The Two Generals’ Problem
You can’t guarantee a state change across an unreliable network with 100% certainty. You can only increase the probability of success through acknowledgments and retries. This is why idempotent operations are the bedrock of reliable systems—if you don’t know if the command worked, you must be able to send it again without side effects.
Backpressure
If a consumer can’t keep up, the producer must slow down or the system will fail. Don’t hide the failure; surface it. In a microservices architecture, this often manifests as a “thundering herd” if not handled correctly. Using bounded queues and explicit rejection (HTTP 429 or 503) is often better than letting requests sit in a queue until they time out.
Failure Domains
Assume every component will fail. Design so that a failure in one region or one service doesn’t cascade. This means graceful degradation. If the search service is down, the user should still be able to view their profile.
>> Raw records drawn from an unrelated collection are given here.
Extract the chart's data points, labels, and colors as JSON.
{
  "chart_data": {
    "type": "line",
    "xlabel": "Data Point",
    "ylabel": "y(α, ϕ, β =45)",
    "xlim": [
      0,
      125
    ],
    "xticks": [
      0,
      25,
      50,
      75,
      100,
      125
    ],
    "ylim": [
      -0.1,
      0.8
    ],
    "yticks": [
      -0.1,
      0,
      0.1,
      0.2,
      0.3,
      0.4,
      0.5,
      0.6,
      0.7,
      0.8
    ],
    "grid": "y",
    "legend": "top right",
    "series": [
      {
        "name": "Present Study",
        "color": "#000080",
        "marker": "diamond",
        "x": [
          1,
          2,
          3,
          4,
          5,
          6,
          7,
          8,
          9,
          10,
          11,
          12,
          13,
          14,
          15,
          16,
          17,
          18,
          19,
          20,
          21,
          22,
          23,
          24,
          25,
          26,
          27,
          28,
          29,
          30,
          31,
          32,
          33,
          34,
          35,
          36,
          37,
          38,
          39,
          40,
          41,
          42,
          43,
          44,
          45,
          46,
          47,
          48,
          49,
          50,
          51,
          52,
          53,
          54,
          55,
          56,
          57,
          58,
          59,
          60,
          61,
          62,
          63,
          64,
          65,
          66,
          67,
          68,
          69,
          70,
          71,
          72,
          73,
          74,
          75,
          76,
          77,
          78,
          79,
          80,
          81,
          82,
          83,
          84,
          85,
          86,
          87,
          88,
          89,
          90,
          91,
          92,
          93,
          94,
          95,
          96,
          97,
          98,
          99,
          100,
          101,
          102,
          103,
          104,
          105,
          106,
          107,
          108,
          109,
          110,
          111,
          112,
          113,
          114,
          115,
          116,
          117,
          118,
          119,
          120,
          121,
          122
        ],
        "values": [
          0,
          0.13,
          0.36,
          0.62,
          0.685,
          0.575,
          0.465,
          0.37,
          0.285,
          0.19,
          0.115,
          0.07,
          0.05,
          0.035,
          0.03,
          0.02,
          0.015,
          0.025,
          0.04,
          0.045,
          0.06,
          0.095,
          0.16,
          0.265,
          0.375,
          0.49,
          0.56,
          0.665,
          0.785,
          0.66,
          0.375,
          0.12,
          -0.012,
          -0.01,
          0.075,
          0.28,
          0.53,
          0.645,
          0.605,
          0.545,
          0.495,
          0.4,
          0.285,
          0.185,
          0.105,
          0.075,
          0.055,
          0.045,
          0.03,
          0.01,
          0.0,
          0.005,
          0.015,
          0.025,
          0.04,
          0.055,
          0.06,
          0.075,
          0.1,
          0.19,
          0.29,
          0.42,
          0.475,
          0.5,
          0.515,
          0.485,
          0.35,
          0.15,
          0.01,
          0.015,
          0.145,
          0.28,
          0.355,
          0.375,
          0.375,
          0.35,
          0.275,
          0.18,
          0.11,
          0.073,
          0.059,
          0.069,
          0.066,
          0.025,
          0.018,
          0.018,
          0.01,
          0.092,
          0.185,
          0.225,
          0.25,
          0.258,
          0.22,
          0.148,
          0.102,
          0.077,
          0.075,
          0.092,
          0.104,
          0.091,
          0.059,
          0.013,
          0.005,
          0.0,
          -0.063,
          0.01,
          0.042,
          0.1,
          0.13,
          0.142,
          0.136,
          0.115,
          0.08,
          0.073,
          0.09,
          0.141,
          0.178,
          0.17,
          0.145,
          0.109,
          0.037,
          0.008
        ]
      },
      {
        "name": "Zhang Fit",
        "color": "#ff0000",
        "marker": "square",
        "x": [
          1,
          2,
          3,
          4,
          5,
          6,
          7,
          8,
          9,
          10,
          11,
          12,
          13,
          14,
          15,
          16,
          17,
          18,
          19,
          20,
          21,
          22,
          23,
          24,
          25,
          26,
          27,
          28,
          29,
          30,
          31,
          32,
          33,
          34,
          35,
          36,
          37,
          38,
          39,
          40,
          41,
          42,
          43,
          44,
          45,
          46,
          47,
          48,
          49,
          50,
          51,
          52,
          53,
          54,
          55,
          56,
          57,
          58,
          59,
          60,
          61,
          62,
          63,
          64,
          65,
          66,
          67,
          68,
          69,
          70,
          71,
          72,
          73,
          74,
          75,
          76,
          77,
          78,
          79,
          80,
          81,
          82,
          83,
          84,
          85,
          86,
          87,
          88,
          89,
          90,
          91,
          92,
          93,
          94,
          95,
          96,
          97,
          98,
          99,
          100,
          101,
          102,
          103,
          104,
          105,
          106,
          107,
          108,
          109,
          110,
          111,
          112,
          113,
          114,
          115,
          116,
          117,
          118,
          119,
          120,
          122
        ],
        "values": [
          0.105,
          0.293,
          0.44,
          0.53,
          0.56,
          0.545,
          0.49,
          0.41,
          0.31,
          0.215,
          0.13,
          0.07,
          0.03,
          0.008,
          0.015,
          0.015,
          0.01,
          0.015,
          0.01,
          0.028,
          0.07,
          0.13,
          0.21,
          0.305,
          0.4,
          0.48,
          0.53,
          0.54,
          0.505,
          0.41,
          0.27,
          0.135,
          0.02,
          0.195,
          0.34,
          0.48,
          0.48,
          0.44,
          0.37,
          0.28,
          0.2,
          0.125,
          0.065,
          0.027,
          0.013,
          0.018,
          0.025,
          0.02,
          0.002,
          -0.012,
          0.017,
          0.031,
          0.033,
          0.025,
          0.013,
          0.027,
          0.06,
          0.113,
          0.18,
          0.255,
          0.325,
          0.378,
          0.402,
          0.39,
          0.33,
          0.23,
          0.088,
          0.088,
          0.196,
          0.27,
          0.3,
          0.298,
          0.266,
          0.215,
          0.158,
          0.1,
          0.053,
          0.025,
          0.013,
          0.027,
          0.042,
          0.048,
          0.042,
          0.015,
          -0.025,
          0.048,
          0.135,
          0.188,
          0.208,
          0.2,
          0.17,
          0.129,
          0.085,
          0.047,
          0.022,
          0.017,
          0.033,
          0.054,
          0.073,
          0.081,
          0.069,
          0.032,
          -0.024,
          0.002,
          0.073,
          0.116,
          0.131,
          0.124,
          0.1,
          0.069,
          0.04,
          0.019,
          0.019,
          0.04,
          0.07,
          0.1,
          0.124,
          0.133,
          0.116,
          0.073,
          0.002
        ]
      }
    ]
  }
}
If the primary database is read-only, the UI should reflect that state instead of just spinning.
Fallacies of Distributed Computing
- The network is reliable.
- Latency is zero.
- Bandwidth is infinite.
- The network is secure.
- Topology doesn’t change.
- There is one administrator.
- Transport cost is zero.
- The network is homogeneous.
Never optimize based on these assumptions. They are the most common source of “impossible” production bugs.